IMAGE: his own – a self-portrait. Pale violet canvas, black border, figure on a chair or stool, a glimpse of wicker, legs crossed in a flamboyant heel-in-the-air gesture, head wrestling with its own convoluted flesh, a hat, maybe, squandered on the eagle’s crest, hands in trenchcoat pocket as lost as coins in a wishing well, buttons like badges of office, buttonholes like bullet holes, a fever gripping grey flannels, allowing the legs no rest….

IMAGE: ankle turning into a foot that never ends….

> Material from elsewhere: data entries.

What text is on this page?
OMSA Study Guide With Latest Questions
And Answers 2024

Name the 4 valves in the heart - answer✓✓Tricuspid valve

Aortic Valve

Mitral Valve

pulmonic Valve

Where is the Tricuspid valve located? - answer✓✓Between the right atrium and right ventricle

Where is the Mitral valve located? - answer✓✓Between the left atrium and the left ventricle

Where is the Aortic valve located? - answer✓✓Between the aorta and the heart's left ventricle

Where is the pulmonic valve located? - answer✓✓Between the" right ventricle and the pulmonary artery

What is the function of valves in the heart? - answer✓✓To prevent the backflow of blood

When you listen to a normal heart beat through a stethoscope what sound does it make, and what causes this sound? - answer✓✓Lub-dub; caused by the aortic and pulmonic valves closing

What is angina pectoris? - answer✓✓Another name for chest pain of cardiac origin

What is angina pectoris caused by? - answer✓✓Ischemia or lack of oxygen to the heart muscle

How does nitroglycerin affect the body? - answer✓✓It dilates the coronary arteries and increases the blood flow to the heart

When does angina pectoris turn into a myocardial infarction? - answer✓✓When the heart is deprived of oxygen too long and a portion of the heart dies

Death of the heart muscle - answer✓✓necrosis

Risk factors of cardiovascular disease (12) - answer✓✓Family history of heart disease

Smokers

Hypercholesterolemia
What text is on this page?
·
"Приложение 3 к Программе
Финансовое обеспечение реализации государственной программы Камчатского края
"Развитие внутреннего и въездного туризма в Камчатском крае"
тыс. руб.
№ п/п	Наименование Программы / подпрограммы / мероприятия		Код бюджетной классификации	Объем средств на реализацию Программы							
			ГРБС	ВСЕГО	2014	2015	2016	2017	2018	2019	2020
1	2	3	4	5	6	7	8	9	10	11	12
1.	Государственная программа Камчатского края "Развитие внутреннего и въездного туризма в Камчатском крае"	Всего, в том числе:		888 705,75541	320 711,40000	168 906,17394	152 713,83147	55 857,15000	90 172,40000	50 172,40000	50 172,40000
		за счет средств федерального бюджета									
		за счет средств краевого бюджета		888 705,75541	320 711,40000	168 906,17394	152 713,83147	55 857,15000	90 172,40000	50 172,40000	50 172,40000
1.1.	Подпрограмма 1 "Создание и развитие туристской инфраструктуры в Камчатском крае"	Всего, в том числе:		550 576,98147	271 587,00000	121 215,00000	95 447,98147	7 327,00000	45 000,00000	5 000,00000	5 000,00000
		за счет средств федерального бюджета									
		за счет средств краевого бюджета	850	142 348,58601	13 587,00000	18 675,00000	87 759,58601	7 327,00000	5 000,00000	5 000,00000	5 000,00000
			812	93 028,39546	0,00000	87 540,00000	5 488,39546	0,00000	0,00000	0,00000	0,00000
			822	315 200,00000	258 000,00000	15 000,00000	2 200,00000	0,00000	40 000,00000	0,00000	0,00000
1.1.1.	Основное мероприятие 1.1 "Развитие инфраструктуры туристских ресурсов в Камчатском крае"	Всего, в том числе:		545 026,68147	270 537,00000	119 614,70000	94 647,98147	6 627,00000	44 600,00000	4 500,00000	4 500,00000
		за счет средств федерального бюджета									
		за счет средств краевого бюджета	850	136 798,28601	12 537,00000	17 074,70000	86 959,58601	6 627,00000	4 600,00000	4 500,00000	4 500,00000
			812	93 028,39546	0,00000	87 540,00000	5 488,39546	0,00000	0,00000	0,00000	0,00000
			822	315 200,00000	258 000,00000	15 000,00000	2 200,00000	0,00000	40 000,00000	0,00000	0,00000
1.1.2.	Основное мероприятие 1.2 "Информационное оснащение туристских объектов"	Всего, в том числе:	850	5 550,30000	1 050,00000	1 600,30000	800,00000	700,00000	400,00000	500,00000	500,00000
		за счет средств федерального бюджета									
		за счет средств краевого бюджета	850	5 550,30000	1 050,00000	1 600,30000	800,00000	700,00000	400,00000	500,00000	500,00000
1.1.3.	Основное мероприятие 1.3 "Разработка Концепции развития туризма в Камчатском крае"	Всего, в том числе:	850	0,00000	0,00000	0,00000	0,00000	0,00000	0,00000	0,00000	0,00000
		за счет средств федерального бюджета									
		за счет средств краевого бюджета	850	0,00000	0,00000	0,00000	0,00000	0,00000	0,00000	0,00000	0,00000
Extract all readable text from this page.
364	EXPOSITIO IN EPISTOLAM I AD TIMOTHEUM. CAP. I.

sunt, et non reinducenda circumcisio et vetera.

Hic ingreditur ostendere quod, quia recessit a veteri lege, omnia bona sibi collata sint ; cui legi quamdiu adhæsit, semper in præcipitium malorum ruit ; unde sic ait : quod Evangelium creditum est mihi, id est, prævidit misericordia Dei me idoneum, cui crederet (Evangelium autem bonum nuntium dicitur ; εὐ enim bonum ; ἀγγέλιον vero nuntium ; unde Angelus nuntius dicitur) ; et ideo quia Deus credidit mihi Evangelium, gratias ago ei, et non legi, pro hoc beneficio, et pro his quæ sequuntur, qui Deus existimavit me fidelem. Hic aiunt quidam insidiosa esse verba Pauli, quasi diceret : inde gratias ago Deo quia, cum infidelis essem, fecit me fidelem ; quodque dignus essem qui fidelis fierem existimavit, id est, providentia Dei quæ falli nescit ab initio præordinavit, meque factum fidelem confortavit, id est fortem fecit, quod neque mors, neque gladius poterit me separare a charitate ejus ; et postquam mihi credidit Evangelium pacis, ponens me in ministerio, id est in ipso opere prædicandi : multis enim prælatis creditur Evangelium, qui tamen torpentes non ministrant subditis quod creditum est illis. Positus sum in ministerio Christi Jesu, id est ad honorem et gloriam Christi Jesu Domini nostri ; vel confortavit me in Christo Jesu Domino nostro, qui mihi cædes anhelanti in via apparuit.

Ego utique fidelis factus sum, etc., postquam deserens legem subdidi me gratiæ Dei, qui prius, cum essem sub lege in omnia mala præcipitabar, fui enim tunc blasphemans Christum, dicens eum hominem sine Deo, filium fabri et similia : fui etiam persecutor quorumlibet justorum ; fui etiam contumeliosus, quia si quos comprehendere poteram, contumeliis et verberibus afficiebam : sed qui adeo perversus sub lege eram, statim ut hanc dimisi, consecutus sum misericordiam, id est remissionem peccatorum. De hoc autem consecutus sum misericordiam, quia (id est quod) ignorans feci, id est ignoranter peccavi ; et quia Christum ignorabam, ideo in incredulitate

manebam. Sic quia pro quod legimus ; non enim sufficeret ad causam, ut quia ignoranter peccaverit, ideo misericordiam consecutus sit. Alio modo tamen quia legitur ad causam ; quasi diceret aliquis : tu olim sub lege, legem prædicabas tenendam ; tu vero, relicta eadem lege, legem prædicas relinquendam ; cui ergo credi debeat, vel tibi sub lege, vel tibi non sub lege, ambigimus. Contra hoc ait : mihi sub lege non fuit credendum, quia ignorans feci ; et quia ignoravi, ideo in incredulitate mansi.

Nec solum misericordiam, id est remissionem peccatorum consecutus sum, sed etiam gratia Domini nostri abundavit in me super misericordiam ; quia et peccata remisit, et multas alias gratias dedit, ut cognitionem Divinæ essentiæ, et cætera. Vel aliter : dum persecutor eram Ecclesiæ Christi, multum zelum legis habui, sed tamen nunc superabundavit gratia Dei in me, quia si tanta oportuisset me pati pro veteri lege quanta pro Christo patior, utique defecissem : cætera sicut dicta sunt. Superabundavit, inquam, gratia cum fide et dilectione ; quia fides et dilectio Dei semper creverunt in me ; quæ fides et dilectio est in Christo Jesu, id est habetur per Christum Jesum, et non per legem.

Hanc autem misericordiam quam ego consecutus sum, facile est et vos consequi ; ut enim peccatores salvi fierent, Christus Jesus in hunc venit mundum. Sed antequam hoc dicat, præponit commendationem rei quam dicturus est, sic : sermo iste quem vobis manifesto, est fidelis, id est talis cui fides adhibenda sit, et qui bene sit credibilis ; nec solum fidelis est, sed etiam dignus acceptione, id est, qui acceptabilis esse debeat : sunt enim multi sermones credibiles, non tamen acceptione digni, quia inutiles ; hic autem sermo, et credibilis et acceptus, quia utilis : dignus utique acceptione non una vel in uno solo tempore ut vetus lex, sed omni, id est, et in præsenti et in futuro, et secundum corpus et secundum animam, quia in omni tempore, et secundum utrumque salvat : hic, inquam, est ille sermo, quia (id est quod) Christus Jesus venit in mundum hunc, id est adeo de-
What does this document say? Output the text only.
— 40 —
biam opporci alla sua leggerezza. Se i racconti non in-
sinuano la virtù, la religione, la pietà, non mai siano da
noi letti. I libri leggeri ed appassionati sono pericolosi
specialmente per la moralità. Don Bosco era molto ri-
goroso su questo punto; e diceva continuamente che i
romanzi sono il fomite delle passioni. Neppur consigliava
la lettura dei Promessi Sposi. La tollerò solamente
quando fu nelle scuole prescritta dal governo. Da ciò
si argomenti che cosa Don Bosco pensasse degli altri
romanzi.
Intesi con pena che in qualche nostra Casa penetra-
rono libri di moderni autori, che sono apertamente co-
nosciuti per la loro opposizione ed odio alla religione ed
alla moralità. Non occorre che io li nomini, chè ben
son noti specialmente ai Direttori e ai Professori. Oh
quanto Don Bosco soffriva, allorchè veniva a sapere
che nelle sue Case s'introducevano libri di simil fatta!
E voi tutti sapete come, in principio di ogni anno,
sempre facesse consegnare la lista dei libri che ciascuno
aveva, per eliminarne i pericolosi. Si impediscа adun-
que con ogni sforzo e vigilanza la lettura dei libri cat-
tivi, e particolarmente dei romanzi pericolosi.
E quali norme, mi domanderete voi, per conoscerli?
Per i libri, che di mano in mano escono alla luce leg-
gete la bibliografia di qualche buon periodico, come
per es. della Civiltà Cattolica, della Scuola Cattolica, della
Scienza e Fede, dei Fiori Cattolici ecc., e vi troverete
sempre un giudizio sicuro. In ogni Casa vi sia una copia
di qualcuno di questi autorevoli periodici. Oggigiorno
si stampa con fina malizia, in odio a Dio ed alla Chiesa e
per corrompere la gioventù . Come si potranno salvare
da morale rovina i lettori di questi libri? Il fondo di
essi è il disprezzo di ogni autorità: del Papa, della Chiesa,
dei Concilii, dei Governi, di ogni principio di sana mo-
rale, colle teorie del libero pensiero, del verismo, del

IMAGE: doors opening on to forbidding black space….

*

Everyone complains about violence. Gratuitous they say. And, of course, there is always a delicate violence to the jab of truth. But there’s lyricism as well, a lush newborn flavour to the pigment, rose-pink turning to salami….

*

He carries on working:

Come on, cut it out. Who gives a toss? Another drink would open up the chat, give us some air. You know I’d always thought we spoke the same language – but it’s like listening to Mozart in the rain. Yes, Mozart. I like the poor sod. OK, he died under a cloud. Too much mystery for my taste. None of the light I see in this drink or in his music. But really, no more. Shut up for a while. Listen to the whispering muse.

Surely you can see it’s the steady plough of brush on surface that yields the image. All those slightly hazy nights of changing forms, lightening a touch on the leg, darkening an eye. And the sensual dance of colour – a constant temptation towards excess. This is the passion, the fun and the drudgery.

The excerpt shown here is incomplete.